Angebote Theaterpädagogik

Hier finden Sie Projektideen die ich gerne auch bei Ihnen umsetze. Einfach auf den Text hinter der Zahl klicken um direkt zur Beschreibung zu kommen.
Ihnen schwebt schon ein konkretes Projekt vor, Ihnen fehlt nur noch die Theaterpädagogin? Dann melden Sie sich gerne direkt bei mir.

Inhalt

  1. Warum Theaterkurse?
  2. Inklusion
  3. Ferienworkshops
  4. Spielclubs – Lasst mich den Löwen auch noch spielen
  5. Improvisationskurse
  6. Julia will das Gift nicht trinken

„Wir haben uns gefreut, dass wir Charlotte Werner für einen Theaterworkshop für 10- bis 14jährige in der Zentralbücherei Bochum gewinnen konnten. Sie hat die teilnehmenden Kinder toll motiviert, die anfängliche Schüchternheit zu überwinden und sich auf das Theaterspielen einzulassen. Die Kinder waren mit Feuereifer dabei und wollten gar keine Pausen machen 😊 Charlotte Werner hat den Wunsch der Kinder, eine selbstgeschriebene Detektivgeschichte zur Aufführung zu bringen, sehr engagiert gefördert und begleitet. Die Aufführung am letzten Tag des Theaterworkshops war ein voller Erfolg – auch die Eltern waren von diesem kreativen Ferienworkshop begeistert und haben direkt nach weiteren Theaterworkshops von Charlotte Werner gefragt. Sehr zu empfehlen – gerne wieder!“

Kathrin Schimpke, Leiterin Kinder- und Jugendbücherei Bochum

Warum Theaterkurse?

Theater spielen fördert die kreative Selbstentfaltung, stärkt Empathie und soziale Kompetenzen, indem es die Selbstreflexion anregt und die persönliche Entwicklung unterstützt. Durch das Eintauchen in verschiedene Rollen und Situationen können Spieler:innen ihre Fantasie und Ausdrucksfähigkeit erweitern und eine intensive Auseinandersetzung mit unterschiedlichen Perspektiven und Emotionen angeregt. Dies kann zu einem besseren Verständnis der eigenen Gefühle und der anderer führen und somit ein diverses und inklusives Weltbild fördern.
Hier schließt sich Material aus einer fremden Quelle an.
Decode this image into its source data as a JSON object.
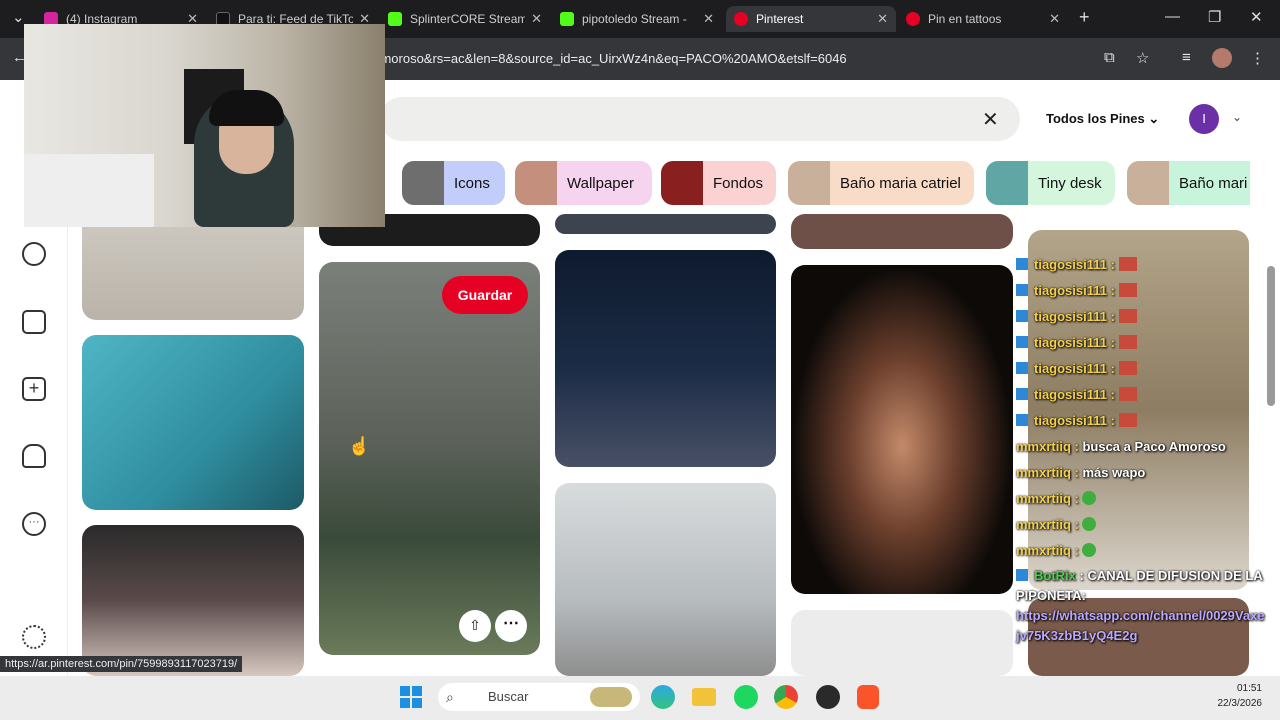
{
  "browser": {
    "tabs": [
      {
        "label": "(4) Instagram",
        "color": "#d6249f"
      },
      {
        "label": "Para ti: Feed de TikTok",
        "color": "#111111"
      },
      {
        "label": "SplinterCORE Stream",
        "color": "#53fc18"
      },
      {
        "label": "pipotoledo Stream - ",
        "color": "#53fc18"
      },
      {
        "label": "Pinterest",
        "color": "#e60023"
      },
      {
        "label": "Pin en tattoos",
        "color": "#e60023"
      }
    ],
    "url": "0amoroso&rs=ac&len=8&source_id=ac_UirxWz4n&eq=PACO%20AMO&etslf=6046",
    "status_url": "https://ar.pinterest.com/pin/7599893117023719/"
  },
  "pinterest": {
    "filter_label": "Todos los Pines",
    "avatar_letter": "I",
    "chips": [
      "Icons",
      "Wallpaper",
      "Fondos",
      "Baño maria catriel",
      "Tiny desk",
      "Baño mari"
    ],
    "save_label": "Guardar"
  },
  "chat": [
    {
      "user": "tiagosisi111 :",
      "msg": ""
    },
    {
      "user": "tiagosisi111 :",
      "msg": ""
    },
    {
      "user": "tiagosisi111 :",
      "msg": ""
    },
    {
      "user": "tiagosisi111 :",
      "msg": ""
    },
    {
      "user": "tiagosisi111 :",
      "msg": ""
    },
    {
      "user": "tiagosisi111 :",
      "msg": ""
    },
    {
      "user": "tiagosisi111 :",
      "msg": ""
    },
    {
      "user": "mmxrtiiq :",
      "msg": "busca a Paco Amoroso"
    },
    {
      "user": "mmxrtiiq :",
      "msg": "más wapo"
    },
    {
      "user": "mmxrtiiq :",
      "msg": ""
    },
    {
      "user": "mmxrtiiq :",
      "msg": ""
    },
    {
      "user": "mmxrtiiq :",
      "msg": ""
    },
    {
      "user": "BotRix",
      "msg": ": CANAL DE DIFUSION DE LA PIPONETA:"
    },
    {
      "user": "",
      "msg": "https://whatsapp.com/channel/0029Vaxe"
    },
    {
      "user": "",
      "msg": "jv75K3zbB1yQ4E2g"
    }
  ],
  "taskbar": {
    "search_placeholder": "Buscar",
    "time": "01:51",
    "date": "22/3/2026"
  },
  "icons": [
    "instagram-icon",
    "tiktok-icon",
    "kick-icon",
    "pinterest-icon",
    "close-icon",
    "plus-icon",
    "minimize-icon",
    "maximize-icon",
    "back-icon",
    "install-icon",
    "star-icon",
    "playlist-icon",
    "profile-icon",
    "menu-icon",
    "compass-icon",
    "board-icon",
    "create-icon",
    "bell-icon",
    "messages-icon",
    "settings-icon",
    "share-icon",
    "more-icon",
    "windows-icon",
    "search-icon",
    "edge-icon",
    "folder-icon",
    "spotify-icon",
    "chrome-icon",
    "obs-icon",
    "brave-icon"
  ]
}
Insgesamt trägt Theater spielen somit dazu bei, persönliche Wachstumsprozesse zu fördern und das Selbstbewusstsein zu stärken.

In all meinen Kursen und Formaten spielt das Improvisationstheater eine Rolle da es in besonderem Maße die Fähigkeiten zu zuhören und im Team zu arbeiten stärkt. Durch das spontane Reagieren auf unvorhergesehene Situationen werden Flexibilität und Anpassungsfähigkeit trainiert.

Inklusion

Alle meine Angebote sind inklusiv gestaltbar. Bei Fragen dazu wenden Sie sich gerne an mich.

Ferienworkshops

Mit nichts als einem Titel und ein bis zwei Sätzen, die den Ideenfluss der Kinder anregen sollen, mache ich mich in den Ferienworkshops gemeinsam mit der Gruppe Kinder auf die Suche nach der Geschichte hinter den Ankündigungssätzen und baue mit ihnen ein kleines Theaterstück von maximal 10 Minuten Länge, das am letzten Tag des Ferienworkshops den Eltern präsentiert wird.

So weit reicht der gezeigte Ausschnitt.